I had a nice chat today with John Sculley, who has been doing a lot of rather interesting things since he left Apple in the 90s. I’d been asked to read his new book "Moonshot!", and I was interested not only in some of his foundational thinking but also in how he’d been able to get his book out so quickly in hard cover given that the traditional publishing process can take up to three years. For a tech-focused book, that generally would mean the book would be up to two years out of date when it was first published. And even at six months there already was at least one point in the book that was out of date.
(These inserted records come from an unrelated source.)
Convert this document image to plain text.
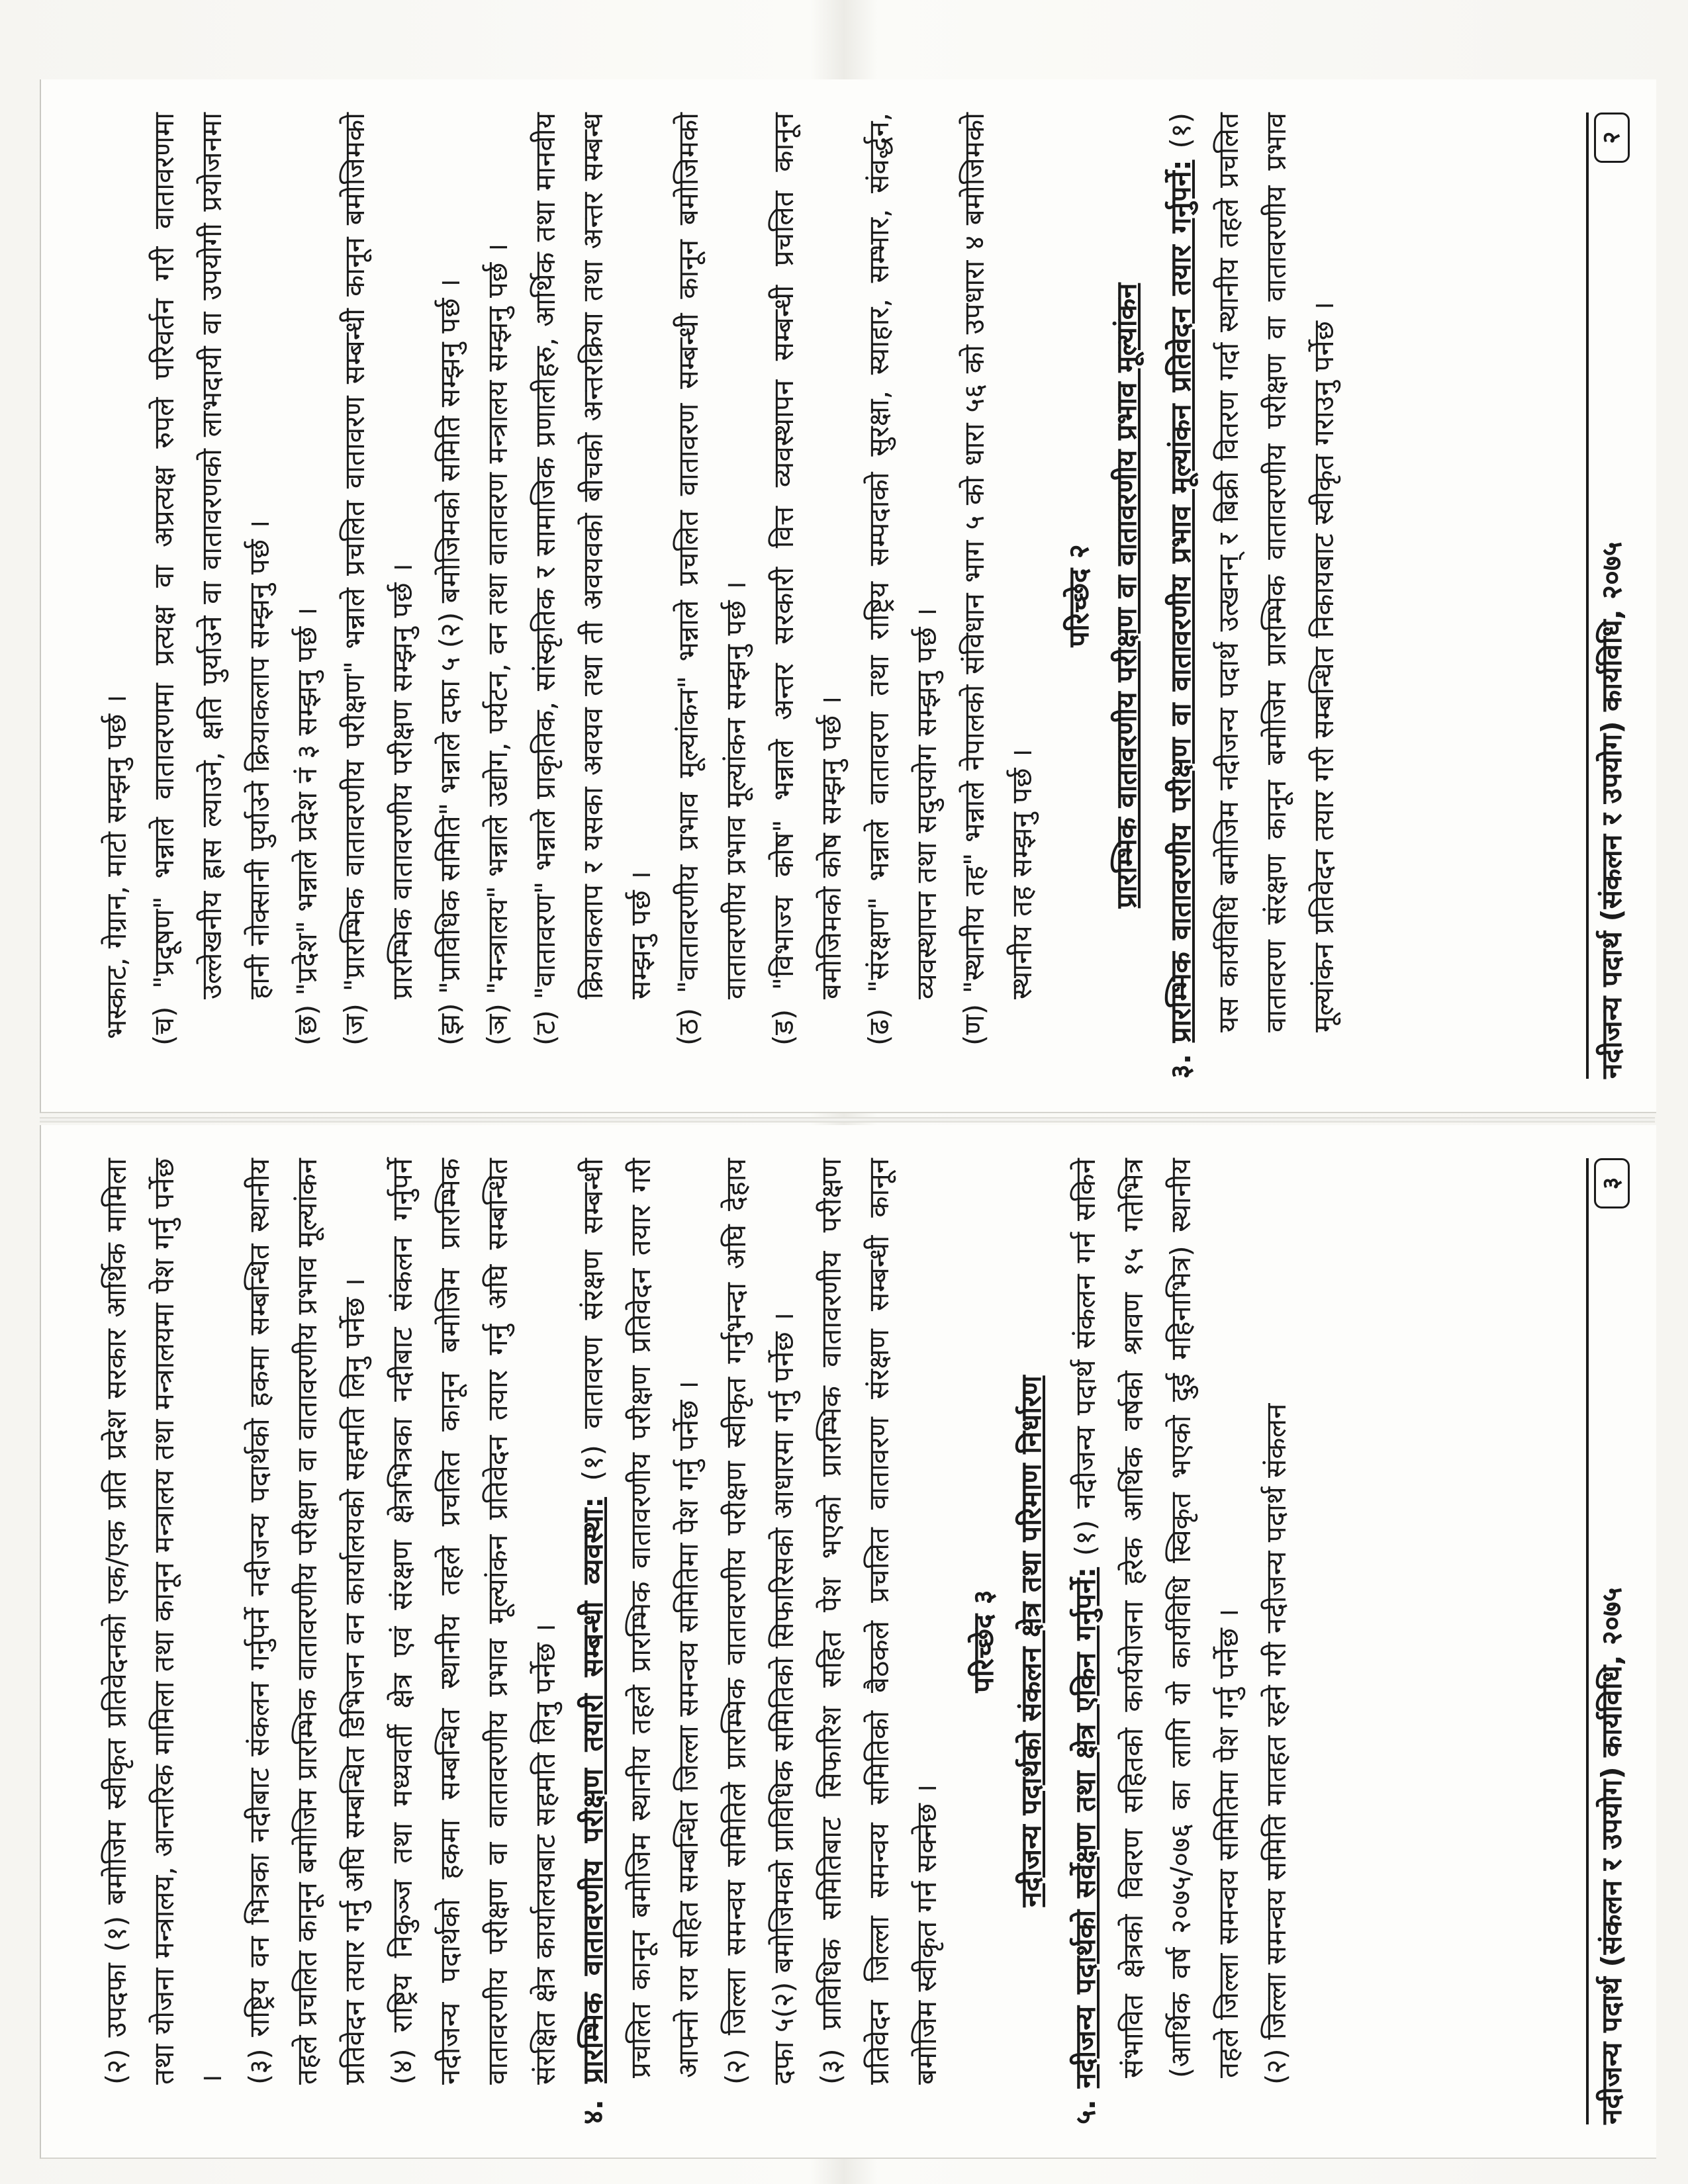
भस्काट, गेग्रान, माटो सम्झनु पर्छ । (च) "प्रदूषण" भन्नाले वातावरणमा प्रत्यक्ष वा अप्रत्यक्ष रुपले परिवर्तन गरी वातावरणमा उल्लेखनीय ह्रास ल्याउने, क्षति पुर्याउने वा वातावरणको लाभदायी वा उपयोगी प्रयोजनमा हानी नोक्सानी पुर्याउने क्रियाकलाप सम्झनु पर्छ । (छ) "प्रदेश" भन्नाले प्रदेश नं ३ सम्झनु पर्छ । (ज) "प्रारम्भिक वातावरणीय परीक्षण" भन्नाले प्रचलित वातावरण सम्बन्धी कानून बमोजिमको प्रारम्भिक वातावरणीय परीक्षण सम्झनु पर्छ । (झ) "प्राविधिक समिति" भन्नाले दफा ५ (२) बमोजिमको समिति सम्झनु पर्छ । (ञ) "मन्त्रालय" भन्नाले उद्योग, पर्यटन, वन तथा वातावरण मन्त्रालय सम्झनु पर्छ । (ट) "वातावरण" भन्नाले प्राकृतिक, सांस्कृतिक र सामाजिक प्रणालीहरु, आर्थिक तथा मानवीय क्रियाकलाप र यसका अवयव तथा ती अवयवको बीचको अन्तरक्रिया तथा अन्तर सम्बन्ध सम्झनु पर्छ । (ठ) "वातावरणीय प्रभाव मूल्यांकन" भन्नाले प्रचलित वातावरण सम्बन्धी कानून बमोजिमको वातावरणीय प्रभाव मूल्यांकन सम्झनु पर्छ । (ड) "विभाज्य कोष" भन्नाले अन्तर सरकारी वित्त व्यवस्थापन सम्बन्धी प्रचलित कानून बमोजिमको कोष सम्झनु पर्छ । (ढ) "संरक्षण" भन्नाले वातावरण तथा राष्ट्रिय सम्पदाको सुरक्षा, स्याहार, सम्भार, संवर्द्धन, व्यवस्थापन तथा सदुपयोग सम्झनु पर्छ । (ण) "स्थानीय तह" भन्नाले नेपालको संविधान भाग ५ को धारा ५६ को उपधारा ४ बमोजिमको स्थानीय तह सम्झनु पर्छ ।

परिच्छेद २ प्रारम्भिक वातावरणीय परीक्षण वा वातावरणीय प्रभाव मूल्यांकन

३. प्रारम्भिक वातावरणीय परीक्षण वा वातावरणीय प्रभाव मूल्यांकन प्रतिवेदन तयार गर्नुपर्ने: (१) यस कार्यविधि बमोजिम नदीजन्य पदार्थ उत्खनन् र बिक्री वितरण गर्दा स्थानीय तहले प्रचलित वातावरण संरक्षण कानून बमोजिम प्रारम्भिक वातावरणीय परीक्षण वा वातावरणीय प्रभाव मूल्यांकन प्रतिवेदन तयार गरी सम्बन्धित निकायबाट स्वीकृत गराउनु पर्नेछ ।	नदीजन्य पदार्थ (संकलन र उपयोग) कार्यविधि, २०७५
२

(२) उपदफा (१) बमोजिम स्वीकृत प्रतिवेदनको एक/एक प्रति प्रदेश सरकार आर्थिक मामिला तथा योजना मन्त्रालय, आन्तरिक मामिला तथा कानून मन्त्रालय तथा मन्त्रालयमा पेश गर्नु पर्नेछ । (३) राष्ट्रिय वन भित्रका नदीबाट संकलन गर्नुपर्ने नदीजन्य पदार्थको हकमा सम्बन्धित स्थानीय तहले प्रचलित कानून बमोजिम प्रारम्भिक वातावरणीय परीक्षण वा वातावरणीय प्रभाव मूल्यांकन प्रतिवेदन तयार गर्नु अघि सम्बन्धित डिभिजन वन कार्यालयको सहमति लिनु पर्नेछ । (४) राष्ट्रिय निकुञ्ज तथा मध्यवर्ती क्षेत्र एवं संरक्षण क्षेत्रभित्रका नदीबाट संकलन गर्नुपर्ने नदीजन्य पदार्थको हकमा सम्बन्धित स्थानीय तहले प्रचलित कानून बमोजिम प्रारम्भिक वातावरणीय परीक्षण वा वातावरणीय प्रभाव मूल्यांकन प्रतिवेदन तयार गर्नु अघि सम्बन्धित संरक्षित क्षेत्र कार्यालयबाट सहमति लिनु पर्नेछ ।

४. प्रारम्भिक वातावरणीय परीक्षण तयारी सम्बन्धी व्यवस्था: (१) वातावरण संरक्षण सम्बन्धी प्रचलित कानून बमोजिम स्थानीय तहले प्रारम्भिक वातावरणीय परीक्षण प्रतिवेदन तयार गरी आफ्नो राय सहित सम्बन्धित जिल्ला समन्वय समितिमा पेश गर्नु पर्नेछ । (२) जिल्ला समन्वय समितिले प्रारम्भिक वातावरणीय परीक्षण स्वीकृत गर्नुभन्दा अघि देहाय दफा ५(२) बमोजिमको प्राविधिक समितिको सिफारिसको आधारमा गर्नु पर्नेछ । (३) प्राविधिक समितिबाट सिफारिश सहित पेश भएको प्रारम्भिक वातावरणीय परीक्षण प्रतिवेदन जिल्ला समन्वय समितिको बैठकले प्रचलित वातावरण संरक्षण सम्बन्धी कानून बमोजिम स्वीकृत गर्न सक्नेछ ।

परिच्छेद ३ नदीजन्य पदार्थको संकलन क्षेत्र तथा परिमाण निर्धारण

५. नदीजन्य पदार्थको सर्वेक्षण तथा क्षेत्र एकिन गर्नुपर्ने: (१) नदीजन्य पदार्थ संकलन गर्न सकिने संभावित क्षेत्रको विवरण सहितको कार्ययोजना हरेक आर्थिक वर्षको श्रावण १५ गतेभित्र (आर्थिक वर्ष २०७५/०७६ का लागि यो कार्यविधि स्विकृत भएको दुई महिनाभित्र) स्थानीय तहले जिल्ला समन्वय समितिमा पेश गर्नु पर्नेछ । (२) जिल्ला समन्वय समिति मातहत रहने गरी नदीजन्य पदार्थ संकलन	नदीजन्य पदार्थ (संकलन र उपयोग) कार्यविधि, २०७५
३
John’s book talks about how to create transformative products that can revolutionize industries and the derivative effect of both of these products and major events. Here are some other things he covers:
Executive Team Building
I’m not talking about events where folks get together and play silly games—I’m talking about how you effectively staff a company. In his book, John talks about just how important it is to have the proper skillset at the top of a company. One of the most frustrating things for me over the years is to be called in to address a firm’s inability to execute only to find that the primary reason the problem exists is that the folks at the top don’t have the proper skills to do the job and/or refuse to get along with each other.
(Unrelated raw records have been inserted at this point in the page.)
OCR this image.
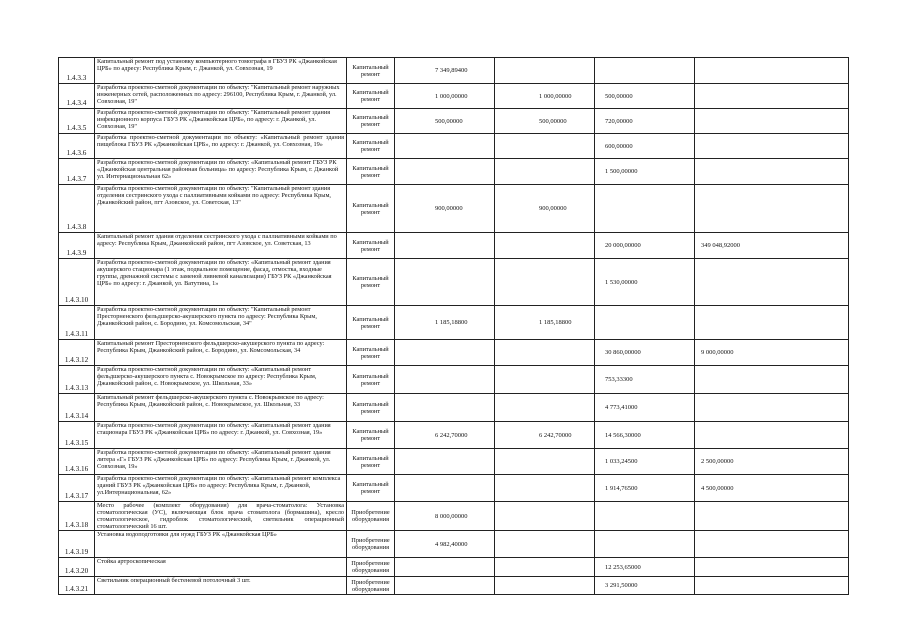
1.4.3.3	Капитальный ремонт под установку компьютерного томографа в ГБУЗ РК «Джанкойская ЦРБ» по адресу: Республика Крым, г. Джанкой, ул. Совхозная, 19	Капитальный ремонт	7 349,89400			
1.4.3.4	Разработка проектно-сметной документации по объекту: "Капитальный ремонт наружных инженерных сетей, расположенных по адресу: 296100, Республика Крым, г. Джанкой, ул. Совхозная, 19"	Капитальный ремонт	1 000,00000	1 000,00000	500,00000	
1.4.3.5	Разработка проектно-сметной документации по объекту: "Капитальный ремонт здания инфекционного корпуса ГБУЗ РК «Джанкойская ЦРБ», по адресу: г. Джанкой, ул. Совхозная, 19"	Капитальный ремонт	500,00000	500,00000	720,00000	
1.4.3.6	Разработка проектно-сметной документации по объекту: «Капитальный ремонт здания пищеблока ГБУЗ РК «Джанкойская ЦРБ», по адресу: г. Джанкой, ул. Совхозная, 19»	Капитальный ремонт			600,00000	
1.4.3.7	Разработка проектно-сметной документации по объекту: «Капитальный ремонт ГБУЗ РК «Джанкойская центральная районная больница» по адресу: Республика Крым, г. Джанкой ул. Интернациональная 62»	Капитальный ремонт			1 500,00000	
1.4.3.8	Разработка проектно-сметной документации по объекту: "Капитальный ремонт здания отделения сестринского ухода с паллиативными койками по адресу: Республика Крым, Джанкойский район, пгт Азовское, ул. Советская, 13"	Капитальный ремонт	900,00000	900,00000		
1.4.3.9	Капитальный ремонт здания отделения сестринского ухода с паллиативными койками по адресу: Республика Крым, Джанкойский район, пгт Азовское, ул. Советская, 13	Капитальный ремонт			20 000,00000	349 048,92000
1.4.3.10	Разработка проектно-сметной документации по объекту: «Капитальный ремонт здания акушерского стационара (1 этаж, подвальное помещение, фасад, отмостка, входные группы, дренажной системы с заменой ливневой канализации) ГБУЗ РК «Джанкойская ЦРБ» по адресу: г. Джанкой, ул. Ватутина, 1»	Капитальный ремонт			1 530,00000	
1.4.3.11	Разработка проектно-сметной документации по объекту: "Капитальный ремонт Престорненского фельдшерско-акушерского пункта по адресу: Республика Крым, Джанкойский район, с. Бородино, ул. Комсомольская, 34"	Капитальный ремонт	1 185,18800	1 185,18800		
1.4.3.12	Капитальный ремонт Престорненского фельдшерско-акушерского пункта по адресу: Республика Крым, Джанкойский район, с. Бородино, ул. Комсомольская, 34	Капитальный ремонт			30 860,00000	9 000,00000
1.4.3.13	Разработка проектно-сметной документации по объекту: «Капитальный ремонт фельдшерско-акушерского пункта с. Новокрымское по адресу: Республика Крым, Джанкойский район, с. Новокрымское, ул. Школьная, 33»	Капитальный ремонт			753,33300	
1.4.3.14	Капитальный ремонт фельдшерско-акушерского пункта с. Новокрымское по адресу: Республика Крым, Джанкойский район, с. Новокрымское, ул. Школьная, 33	Капитальный ремонт			4 773,41000	
1.4.3.15	Разработка проектно-сметной документации по объекту: «Капитальный ремонт здания стационара ГБУЗ РК «Джанкойская ЦРБ» по адресу: г. Джанкой, ул. Совхозная, 19»	Капитальный ремонт	6 242,70000	6 242,70000	14 566,30000	
1.4.3.16	Разработка проектно-сметной документации по объекту: «Капитальный ремонт здания литера «Г» ГБУЗ РК «Джанкойская ЦРБ» по адресу: Республика Крым, г. Джанкой, ул. Совхозная, 19»	Капитальный ремонт			1 033,24500	2 500,00000
1.4.3.17	Разработка проектно-сметной документации по объекту: «Капитальный ремонт комплекса зданий ГБУЗ РК «Джанкойская ЦРБ» по адресу: Республика Крым, г. Джанкой, ул.Интернациональная, 62»	Капитальный ремонт			1 914,76500	4 500,00000
1.4.3.18	Место рабочее (комплект оборудования) для врача-стоматолога: Установка стоматологическая (УС), включающая блок врача стоматолога (бормашина), кресло стоматологическое, гидроблок стоматологический, светильник операционный стоматологический 16 шт.	Приобретение оборудования	8 000,00000			
1.4.3.19	Установка водоподготовки для нужд ГБУЗ РК «Джанкойская ЦРБ»	Приобретение оборудования	4 982,40000			
1.4.3.20	Стойка артроскопическая	Приобретение оборудования			12 253,65000	
1.4.3.21	Светильник операционный бестеневой потолочный 3 шт.	Приобретение оборудования			3 291,50000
In one case, two of the executives actually got into a physical fight. It often makes me wonder, in these instances, what boards actually think their job is. If you don’t have the right skills at the top of a company, the firm is dysfunctional. Yet I’ve seen executive after executive treat critical jobs like CMO, HR Director and even CFO as if anyone could do the job, and it rarely ends well.
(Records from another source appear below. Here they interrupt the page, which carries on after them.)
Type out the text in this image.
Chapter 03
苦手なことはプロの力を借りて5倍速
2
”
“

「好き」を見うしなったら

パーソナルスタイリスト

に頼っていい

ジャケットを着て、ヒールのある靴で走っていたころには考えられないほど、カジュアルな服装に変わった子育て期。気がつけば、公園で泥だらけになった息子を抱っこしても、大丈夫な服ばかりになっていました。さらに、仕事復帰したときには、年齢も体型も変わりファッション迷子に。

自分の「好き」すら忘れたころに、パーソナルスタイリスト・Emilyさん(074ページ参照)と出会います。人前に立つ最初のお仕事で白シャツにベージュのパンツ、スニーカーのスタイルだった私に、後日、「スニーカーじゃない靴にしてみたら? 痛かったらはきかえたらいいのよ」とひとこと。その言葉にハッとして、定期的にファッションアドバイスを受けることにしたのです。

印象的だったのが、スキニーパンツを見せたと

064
The Importance of the Right Mentor
Young companies often bring in experienced executives as mentors and either put them on their boards or make them a board resource. The mentor needs to be the right mentor though.
For instance, I observed Jack Welch, ex-CEO of GE, come in to a number of tech companies and cause some problems because what he did as a turnaround executive was harmful to firms that didn’t need to be turned around. He had experience and was very convincing—he just didn’t have the experience these folks needed. As a result, some of these firms are painfully purging themselves of concepts like “Forced Ranking” at the moment.
John points out that a mentor needs to understand the industry well enough so that his or her advice is both timely and relevant. And this means mentors need to understand the industry as it is, not as it was in the past (which is a whole different problem with older mentors). This also suggests a visible passion for the industry, enough so the mentor has remained current. Sculley himself is a good example of this as he has a passion for tech and, like a lot of folks advancing in age, a passion for healthcare. These passions led to his efforts with interesting properties like PeopleTicker and RxAdvance. The first tracks the wages of temporary workers and the charges from temp agencies at a national scale, and the second addresses the excessive cost of health care.
Looking to Root Causes
There are few books that I’ve read that got me thinking as differently about the world around me as “Moonshot!” and John Sculley did. For instance, I can now see that the increased production of oil by the US which helped crater oil prices likely had more adverse impact on ISIS and Iran than anything else we’d done and that blocking further drilling would likely do more to help them as well.
While I’ve always tried to look behind a change to the cause, the book both validated the need to do this and crystallized a far more rigorous approach. If you get a chance, pick up the book. I doubt you’ll be disappointed. My thanks to John Sculley both for sending me the book and for chatting with me this morning. At least from my standpoint, it was time very well spent.